Чорда с Гармой передали его слова Седеку с Улитаем. Те встали на носу струга, не спеша сойти на сушу. Молодые казаки и охочие люди в мокрых сапогах подхватили их на руки, поставили на землю против воеводы. Седек с Улитаем исполнились пущей важности, огласили приветствие их царевича казачьему царю. Воевода, блеснув живыми, насмешливыми глазами, поклонился на восход. Послы поклонились на закат.
Ритуал встречи был соблюден без обид и унижений. Воевода повел послов в острог. Иван огляделся по сторонам, увидел Савину со старшим сыном Емелей в густой бороде. На душе его стало радостно. «Вот и все! — подумал. — Хватит с меня дальних служб!» От острожных ворот к причалу опасливо спускался с посохом старик в красном кафтане и шапке сына боярского. Иван пригляделся и вскрикнул:
— Максимка? Что же ты такой ветхий?
— Хвораю! — ответил старый атаман. — Теперь уж легче. А то совсем плохо было. Стареем, брат Иван!

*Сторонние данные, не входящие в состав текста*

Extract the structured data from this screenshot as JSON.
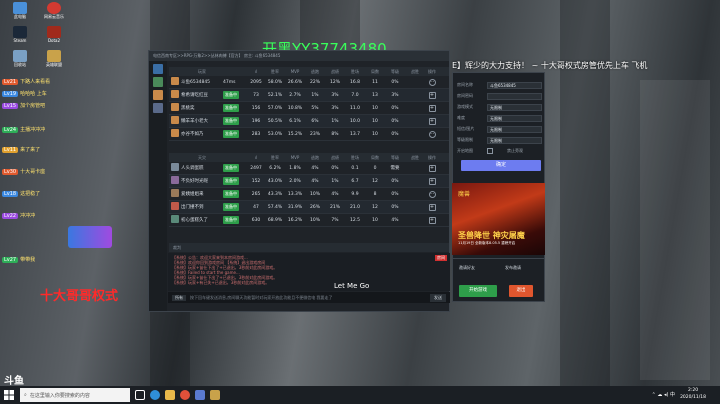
{
  "stream_title": "开黑YY37743480",
  "marquee": "E】辉少的大力支持！ ~ 十大哥权式房管优先上车 飞机",
  "overlay_red": "十大哥哥权式",
  "letme": "Let Me Go",
  "desktop_icons": [
    {
      "label": "此电脑",
      "color": "#4a90d9"
    },
    {
      "label": "网易云音乐",
      "color": "#d33a31"
    },
    {
      "label": "Steam",
      "color": "#1b2838"
    },
    {
      "label": "Dota2",
      "color": "#a02a1c"
    },
    {
      "label": "回收站",
      "color": "#7aa0c4"
    },
    {
      "label": "英雄联盟",
      "color": "#c9a24a"
    }
  ],
  "chat": [
    {
      "tag": "Lv21",
      "tagcolor": "#e05a2e",
      "text": "下路人来看看"
    },
    {
      "tag": "Lv19",
      "tagcolor": "#3a88e0",
      "text": "哈哈哈 上车"
    },
    {
      "tag": "Lv15",
      "tagcolor": "#9a4ae0",
      "text": "加个房管吧"
    },
    {
      "tag": "Lv24",
      "tagcolor": "#2eae58",
      "text": "主播冲冲冲"
    },
    {
      "tag": "Lv11",
      "tagcolor": "#e0a02e",
      "text": "来了来了"
    },
    {
      "tag": "Lv30",
      "tagcolor": "#e05a2e",
      "text": "十大哥卡座"
    },
    {
      "tag": "Lv18",
      "tagcolor": "#3a88e0",
      "text": "这把稳了"
    },
    {
      "tag": "Lv22",
      "tagcolor": "#9a4ae0",
      "text": "冲冲冲"
    },
    {
      "tag": "Lv27",
      "tagcolor": "#2eae58",
      "text": "带带我"
    }
  ],
  "window": {
    "breadcrumb": "电信西南专区>>RPG-万象2>>丛林肉搏【官方】 房主: 斗鱼6534845",
    "headers": [
      "玩家",
      "",
      "胜率",
      "MVP",
      "逃跑",
      "战绩",
      "胜场",
      "局数",
      "等级",
      "战胜",
      "操作"
    ],
    "team1_label": "",
    "team2_label": "天灾",
    "team1": [
      {
        "name": "斗鱼6534845",
        "state": "47ms",
        "c1": "2095",
        "c2": "58.0%",
        "c3": "26.6%",
        "c4": "22%",
        "c5": "12%",
        "c6": "16.8",
        "c7": "11",
        "c8": "0%",
        "op": "⋯"
      },
      {
        "name": "希希请吃红豆",
        "state": "准备中",
        "c1": "73",
        "c2": "52.1%",
        "c3": "2.7%",
        "c4": "1%",
        "c5": "3%",
        "c6": "7.0",
        "c7": "13",
        "c8": "3%",
        "op": "+"
      },
      {
        "name": "黑桃奕",
        "state": "准备中",
        "c1": "156",
        "c2": "57.0%",
        "c3": "10.8%",
        "c4": "5%",
        "c5": "3%",
        "c6": "11.0",
        "c7": "10",
        "c8": "0%",
        "op": "+"
      },
      {
        "name": "懒羊羊小老大",
        "state": "准备中",
        "c1": "196",
        "c2": "50.5%",
        "c3": "6.1%",
        "c4": "6%",
        "c5": "1%",
        "c6": "10.0",
        "c7": "10",
        "c8": "0%",
        "op": "+"
      },
      {
        "name": "亦谷不如乃",
        "state": "准备中",
        "c1": "283",
        "c2": "53.0%",
        "c3": "15.2%",
        "c4": "23%",
        "c5": "8%",
        "c6": "13.7",
        "c7": "10",
        "c8": "0%",
        "op": "⋯"
      }
    ],
    "team2": [
      {
        "name": "人头调蛋糕",
        "state": "准备中",
        "c1": "2497",
        "c2": "6.2%",
        "c3": "1.8%",
        "c4": "4%",
        "c5": "0%",
        "c6": "0.1",
        "c7": "0",
        "c8": "需要",
        "op": "+"
      },
      {
        "name": "不负好时光呢",
        "state": "准备中",
        "c1": "152",
        "c2": "43.0%",
        "c3": "2.0%",
        "c4": "4%",
        "c5": "1%",
        "c6": "6.7",
        "c7": "12",
        "c8": "0%",
        "op": "+"
      },
      {
        "name": "爱姨姐姐来",
        "state": "准备中",
        "c1": "265",
        "c2": "43.3%",
        "c3": "13.3%",
        "c4": "10%",
        "c5": "4%",
        "c6": "9.9",
        "c7": "8",
        "c8": "0%",
        "op": "⋯"
      },
      {
        "name": "出门撞不到",
        "state": "准备中",
        "c1": "47",
        "c2": "57.4%",
        "c3": "31.9%",
        "c4": "26%",
        "c5": "21%",
        "c6": "21.0",
        "c7": "12",
        "c8": "0%",
        "op": "+"
      },
      {
        "name": "初心蛋糕久了",
        "state": "准备中",
        "c1": "630",
        "c2": "68.9%",
        "c3": "16.2%",
        "c4": "10%",
        "c5": "7%",
        "c6": "12.5",
        "c7": "10",
        "c8": "4%",
        "op": "+"
      }
    ],
    "observer_label": "裁判",
    "log": [
      "【系统】公告：欢迎大家来到本房间游戏...",
      "【系统】欢迎你回到游戏房间 【系统】退出游戏房间",
      "【系统】玩家+苗仕下出了+已退出，3秒前对此房间游戏。",
      "【系统】Failed to start the game...",
      "【系统】玩家+苗仕下出了+已退出，3秒前对此房间游戏。",
      "【系统】玩家+有已失+已退出，3秒前对此房间游戏。"
    ],
    "log_badge": "房间",
    "input_scope": "所有",
    "input_placeholder": "按下回车键发送消息,房间聊天功能暂时对玩家开放此功能且不便微信电 我要走了",
    "send_label": "发送"
  },
  "rpanel": {
    "fields": [
      {
        "k": "房间名称",
        "v": "斗鱼6534845"
      },
      {
        "k": "房间密码",
        "v": ""
      },
      {
        "k": "游戏模式",
        "v": "无限制"
      },
      {
        "k": "难度",
        "v": "无限制"
      },
      {
        "k": "短信/图片",
        "v": "无限制"
      },
      {
        "k": "等级限制",
        "v": "无限制"
      },
      {
        "k": "开启地图",
        "v": ""
      }
    ],
    "ok_label": "确定",
    "checkbox_label": "禁止旁观"
  },
  "ad": {
    "top": "魔兽",
    "main": "圣兽降世 神灾屠魔",
    "sub": "11月19日 全新版本8.05.5 重磅开启"
  },
  "ctrl": {
    "btn1": "邀请好友",
    "btn2": "发布邀请",
    "start_label": "开始游戏",
    "quit_label": "退出"
  },
  "taskbar": {
    "search_placeholder": "在这里输入你要搜索的内容",
    "time": "2:20",
    "date": "2020/11/18",
    "tray": "⌃ ☁ ◂) 中"
  },
  "brand": "斗鱼"
}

— Стареем! — со вздохами согласился Похабов.
— Настена велела встретить тебя да позвать к столу.
Иван оглянулся на Савину с Емелей. На борту струга сиротливо, как ясыри, сидели Первуха со Вторкой, смущенно поглядывали на людей, на острожные ворота, на купола церквей. Чуть в стороне, на окатыше подмытого яра, терпеливо ждал Ивана подьячий Василий Шпилькин.
— Разберусь с делами и приду! — пообещал он Максиму, ласково взглянул на Савину с Емелей. — А вы племянников моих примите и приветьте, — попросил.
Савина, не отрывая от него туманных глаз, смахнула со щек радостные слезы, обернулась к Первухе со Вторкой в струге. Племянники заулыбались ей.
— Дочку высматриваешь? — спросила Ивана, и ее голос напевно зазвучал в ушах, отзываясь прежний лаской. — В Томский город уехала с мужем. Савоська выхлопотал там себе службу.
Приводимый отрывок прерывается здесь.